Fundstück von Michael Wollmann (Oktober 2025)
In dem Prosa-Lesebuch „Wege des Geistes“ von Erwin de Haar (Verlag Moritz Diesterweg, EA 1954, 6. Auflage 1967), das seinerzeit auch in mehreren Bundesländern für den Gebrauch in Schulen genehmigt wurde, bin ich zufälligerweise auf einen interessanten Definitionsversuch von Theodor Haecker zum Thema „Aphorismus“ gestoßen.
Dass ein solcher Text in einem äußerst anspruchsvollen, aber auch facettenreichen Lesebuch aus den 1950er Jahren zu finden ist, das mit unterschiedlichsten Texten zu den Grundthemen Natur, Mensch, Geschichte, Gemeinschaft und Kunst aufwartet, hat seinen besonderen Grund: Es wartet nämlich mit Dutzenden „Aphorismen“ auf, die im ganzen Buch eingestreut wurden, aber eigens auch im Inhaltsverzeichnis mit Sternchen (*) bezeichnet sind, damit sie unter den Überschriften des Herausgebers leichter gefunden werden können. Besonders häufig fanden dabei „klassische“ Aphorismen von Goethe und Lichtenberg Verwendung, aber auch fast schon unbekannte Autoren wie Joseph Görres (1776-1848) sind mit „Aphorismen“ (1822-23) vertreten, die aus heutiger Perspektive aufgrund ihrer Länge wohl eher unter dem Label „Notate“ oder „Kurzessays“ firmieren würden.

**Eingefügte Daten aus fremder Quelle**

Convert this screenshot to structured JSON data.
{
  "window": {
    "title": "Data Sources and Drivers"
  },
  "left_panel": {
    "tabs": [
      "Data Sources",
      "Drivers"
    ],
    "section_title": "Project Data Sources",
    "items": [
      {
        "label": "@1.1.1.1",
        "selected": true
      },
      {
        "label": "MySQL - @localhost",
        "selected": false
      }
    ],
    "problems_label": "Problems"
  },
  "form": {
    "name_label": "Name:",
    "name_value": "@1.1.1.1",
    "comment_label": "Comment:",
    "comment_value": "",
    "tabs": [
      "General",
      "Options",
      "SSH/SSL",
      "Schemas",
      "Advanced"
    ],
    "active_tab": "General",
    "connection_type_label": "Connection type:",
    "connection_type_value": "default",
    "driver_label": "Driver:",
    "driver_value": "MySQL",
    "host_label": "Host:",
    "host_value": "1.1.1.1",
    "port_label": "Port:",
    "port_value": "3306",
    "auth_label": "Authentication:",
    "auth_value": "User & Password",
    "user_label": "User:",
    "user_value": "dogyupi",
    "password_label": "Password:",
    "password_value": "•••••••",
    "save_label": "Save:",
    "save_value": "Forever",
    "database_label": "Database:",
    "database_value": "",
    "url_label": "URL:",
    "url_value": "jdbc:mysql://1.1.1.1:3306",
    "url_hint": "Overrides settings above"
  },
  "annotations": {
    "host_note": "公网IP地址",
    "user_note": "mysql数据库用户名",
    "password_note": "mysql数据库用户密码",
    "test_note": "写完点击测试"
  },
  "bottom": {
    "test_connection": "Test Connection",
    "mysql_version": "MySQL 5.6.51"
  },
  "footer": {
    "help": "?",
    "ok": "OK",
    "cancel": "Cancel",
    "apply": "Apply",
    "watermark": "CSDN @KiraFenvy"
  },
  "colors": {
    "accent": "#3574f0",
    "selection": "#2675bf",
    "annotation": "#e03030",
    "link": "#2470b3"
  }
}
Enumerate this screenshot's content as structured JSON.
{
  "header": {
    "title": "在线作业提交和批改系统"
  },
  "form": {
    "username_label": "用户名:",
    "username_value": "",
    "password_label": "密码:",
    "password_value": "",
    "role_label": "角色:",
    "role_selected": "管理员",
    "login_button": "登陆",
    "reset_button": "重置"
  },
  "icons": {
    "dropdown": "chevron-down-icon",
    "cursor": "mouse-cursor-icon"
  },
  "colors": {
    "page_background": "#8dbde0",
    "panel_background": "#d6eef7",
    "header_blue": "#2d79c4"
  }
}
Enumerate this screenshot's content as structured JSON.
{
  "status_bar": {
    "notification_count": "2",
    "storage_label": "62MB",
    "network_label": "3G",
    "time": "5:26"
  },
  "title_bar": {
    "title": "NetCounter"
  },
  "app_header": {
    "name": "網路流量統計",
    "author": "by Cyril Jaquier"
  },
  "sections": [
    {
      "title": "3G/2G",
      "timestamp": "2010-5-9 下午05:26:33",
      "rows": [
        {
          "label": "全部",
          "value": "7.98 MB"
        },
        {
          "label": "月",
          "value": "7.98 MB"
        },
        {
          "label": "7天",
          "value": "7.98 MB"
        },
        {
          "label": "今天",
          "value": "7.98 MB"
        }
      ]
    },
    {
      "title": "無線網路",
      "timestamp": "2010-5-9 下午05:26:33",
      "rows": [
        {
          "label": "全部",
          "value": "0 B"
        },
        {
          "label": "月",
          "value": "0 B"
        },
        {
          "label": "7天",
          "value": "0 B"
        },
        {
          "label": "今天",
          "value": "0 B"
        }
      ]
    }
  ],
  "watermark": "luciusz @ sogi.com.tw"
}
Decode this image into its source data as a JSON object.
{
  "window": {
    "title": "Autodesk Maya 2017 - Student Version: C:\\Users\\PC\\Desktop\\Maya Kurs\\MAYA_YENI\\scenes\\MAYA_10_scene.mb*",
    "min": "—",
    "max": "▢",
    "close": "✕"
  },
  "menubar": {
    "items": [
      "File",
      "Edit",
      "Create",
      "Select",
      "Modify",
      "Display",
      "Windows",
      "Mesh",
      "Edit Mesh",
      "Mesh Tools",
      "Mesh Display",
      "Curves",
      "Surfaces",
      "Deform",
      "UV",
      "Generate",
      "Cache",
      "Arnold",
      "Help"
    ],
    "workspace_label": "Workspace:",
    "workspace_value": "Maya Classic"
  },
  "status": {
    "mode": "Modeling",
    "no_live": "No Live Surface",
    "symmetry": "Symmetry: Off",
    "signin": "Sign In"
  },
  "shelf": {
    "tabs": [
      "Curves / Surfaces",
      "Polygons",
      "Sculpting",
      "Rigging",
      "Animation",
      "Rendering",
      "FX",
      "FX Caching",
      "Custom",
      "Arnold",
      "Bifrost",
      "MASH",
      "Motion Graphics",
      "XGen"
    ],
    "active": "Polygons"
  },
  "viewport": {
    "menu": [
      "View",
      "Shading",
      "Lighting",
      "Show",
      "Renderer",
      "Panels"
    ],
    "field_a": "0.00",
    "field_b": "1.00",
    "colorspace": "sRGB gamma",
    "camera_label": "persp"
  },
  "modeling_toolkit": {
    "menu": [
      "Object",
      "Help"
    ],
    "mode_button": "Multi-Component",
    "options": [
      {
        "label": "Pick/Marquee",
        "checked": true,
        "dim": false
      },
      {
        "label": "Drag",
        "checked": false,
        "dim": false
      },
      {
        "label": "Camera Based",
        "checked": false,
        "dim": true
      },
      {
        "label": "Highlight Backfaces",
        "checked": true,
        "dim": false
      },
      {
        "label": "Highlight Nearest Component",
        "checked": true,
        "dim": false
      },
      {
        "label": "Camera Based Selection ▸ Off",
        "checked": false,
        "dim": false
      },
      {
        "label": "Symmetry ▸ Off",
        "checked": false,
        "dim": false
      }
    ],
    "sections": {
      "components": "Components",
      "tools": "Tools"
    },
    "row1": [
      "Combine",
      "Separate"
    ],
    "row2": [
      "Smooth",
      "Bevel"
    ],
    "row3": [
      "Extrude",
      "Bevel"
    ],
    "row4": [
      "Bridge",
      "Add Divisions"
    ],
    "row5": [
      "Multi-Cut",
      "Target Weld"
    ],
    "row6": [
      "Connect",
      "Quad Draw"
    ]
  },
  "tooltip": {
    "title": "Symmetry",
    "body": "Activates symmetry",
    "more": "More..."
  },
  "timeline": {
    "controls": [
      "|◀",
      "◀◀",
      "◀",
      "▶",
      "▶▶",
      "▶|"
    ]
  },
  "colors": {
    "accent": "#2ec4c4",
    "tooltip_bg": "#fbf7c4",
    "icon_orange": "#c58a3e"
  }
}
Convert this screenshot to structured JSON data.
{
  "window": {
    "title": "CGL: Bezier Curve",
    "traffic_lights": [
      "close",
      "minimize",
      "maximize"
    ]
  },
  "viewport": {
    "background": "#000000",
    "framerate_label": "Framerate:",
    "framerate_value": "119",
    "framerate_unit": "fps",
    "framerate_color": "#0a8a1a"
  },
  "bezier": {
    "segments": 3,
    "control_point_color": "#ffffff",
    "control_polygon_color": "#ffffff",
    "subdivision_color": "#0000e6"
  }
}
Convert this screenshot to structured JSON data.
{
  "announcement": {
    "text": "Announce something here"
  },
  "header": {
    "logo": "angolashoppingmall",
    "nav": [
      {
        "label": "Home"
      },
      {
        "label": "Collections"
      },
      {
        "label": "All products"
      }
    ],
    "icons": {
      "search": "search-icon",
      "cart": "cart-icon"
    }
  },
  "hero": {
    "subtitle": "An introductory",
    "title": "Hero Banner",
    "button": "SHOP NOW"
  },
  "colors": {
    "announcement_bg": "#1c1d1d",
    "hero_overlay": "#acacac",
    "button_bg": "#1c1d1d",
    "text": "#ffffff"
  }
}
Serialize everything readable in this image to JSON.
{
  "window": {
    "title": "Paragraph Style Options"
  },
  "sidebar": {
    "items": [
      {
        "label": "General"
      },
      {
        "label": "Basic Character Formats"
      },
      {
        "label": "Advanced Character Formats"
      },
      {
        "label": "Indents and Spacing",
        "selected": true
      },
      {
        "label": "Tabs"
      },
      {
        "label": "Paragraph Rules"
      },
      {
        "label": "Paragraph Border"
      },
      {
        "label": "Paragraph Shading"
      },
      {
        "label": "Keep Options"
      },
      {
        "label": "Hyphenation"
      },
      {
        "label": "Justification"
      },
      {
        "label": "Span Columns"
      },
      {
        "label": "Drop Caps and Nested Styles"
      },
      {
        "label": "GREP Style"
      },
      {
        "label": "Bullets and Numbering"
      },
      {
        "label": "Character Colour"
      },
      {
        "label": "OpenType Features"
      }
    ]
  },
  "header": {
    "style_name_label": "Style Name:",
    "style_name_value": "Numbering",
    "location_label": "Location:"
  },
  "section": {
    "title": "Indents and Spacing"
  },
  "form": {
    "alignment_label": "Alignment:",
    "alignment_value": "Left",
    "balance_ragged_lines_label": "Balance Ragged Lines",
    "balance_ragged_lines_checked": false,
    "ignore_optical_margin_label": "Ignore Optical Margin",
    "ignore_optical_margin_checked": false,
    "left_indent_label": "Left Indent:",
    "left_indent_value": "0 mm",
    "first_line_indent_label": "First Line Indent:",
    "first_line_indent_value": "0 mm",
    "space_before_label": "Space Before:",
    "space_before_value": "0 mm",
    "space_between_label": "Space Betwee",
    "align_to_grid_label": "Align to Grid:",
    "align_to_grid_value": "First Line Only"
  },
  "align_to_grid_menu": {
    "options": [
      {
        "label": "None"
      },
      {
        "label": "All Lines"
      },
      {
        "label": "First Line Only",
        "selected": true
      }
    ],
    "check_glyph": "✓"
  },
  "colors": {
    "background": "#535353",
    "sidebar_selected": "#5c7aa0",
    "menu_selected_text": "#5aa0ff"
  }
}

In diesem – etwas weiter gefassten – Sinne fasste de Haar auch unsauber Auszüge aus Briefen von Mozart oder Jacob Burckhardt und anderen Quellen wie beispielsweise Droysens „Grundriß der Historik“ oder Hölderlins „Hyperion“ unter die „Aphorismen“. Eine Entschuldigung für diese Vorgehensweise fand er offenbar in Haeckers Bemerkung, dass „auch Maler, Bildhauer, Dichter, Chemiker, Historiker echte Aphorismen geschrieben“ hätten, wenn auch „als philosophische Geister“. Anbei also der vollständige Definitionsversuch Haeckers aus dem Jahr 1937, wie er auch in de Haars Lesebuch zum Schulgebrauch zu finden ist:
Der Aphorismus ist eine Gattung der Sprachkunst, unterworfen also wie jede Kunst einem Gesetz der Form, von dem sie sich frei macht allein durch dessen Erfüllung. Eine jede Kunst ist vollkommen erst, wenn sie in ihrem Formenreich der Gesetze zu spotten scheint, da sie die gnadenvolle Selbstverständlichkeit eines Lichtstrahls hat, des Vogelflugs, des fließenden Wassers, des Himmelsblaus, eines reinen Klanges. Aber jedes Mißlingen hat seinen Grund in der Verletzung oder Mißachtung eines Formgesetzes. Es gibt viele mißlungene Aphorismen, rein weil sie die kardinale Bedingung des Aphorismus nicht erfüllen. Nämlich, daß er immer auf Erkenntnis geht, und zwar auf philosophische Erkenntnis. Es gibt keinen lyrischen, epischen, wissenschaftlichen Aphorismus, es gibt nur einen philosophischen (es gibt auch keinen theologischen). „Über allen Wipfeln ist Ruh“ ist kein Aphorismus; es war einmal … ist auch keiner; auch: „Die Summe der Winkel in einem Dreieck ist gleich 2, Rechten“ ist keiner. Aber: „πάντα ῥεῖ. Alles fließt“: das ist einer, das ist sogar das Muster eines Aphorismus. Gibt es einen Satz, der „abgegrenzter“ wäre? Aber was ist abgegrenzt? Das All gegen das Nichts, was nur die Philosophie kann. Gewiß, es haben jeweils auch Maler, Bildhauer, Dichter, Chemiker, Historiker echte Aphorismen geschrieben, aber sie haben sie als philosophische Geister geschrieben. Die winzigste philosophische Erkenntnis ist berührt vom Hauche des Alls – so auch jeder Aphorismus, die philosophischeste Gattung der Sprachkunst, die „abgegrenzte“, die „abgetrennte“ – die erwählte! (Wege des Geistes, 3. Auflage, S. 249f.; Erstdruck in: Theodor Haecker. Der Geist des Menschen und die Wahrheit, 1937, S. 179).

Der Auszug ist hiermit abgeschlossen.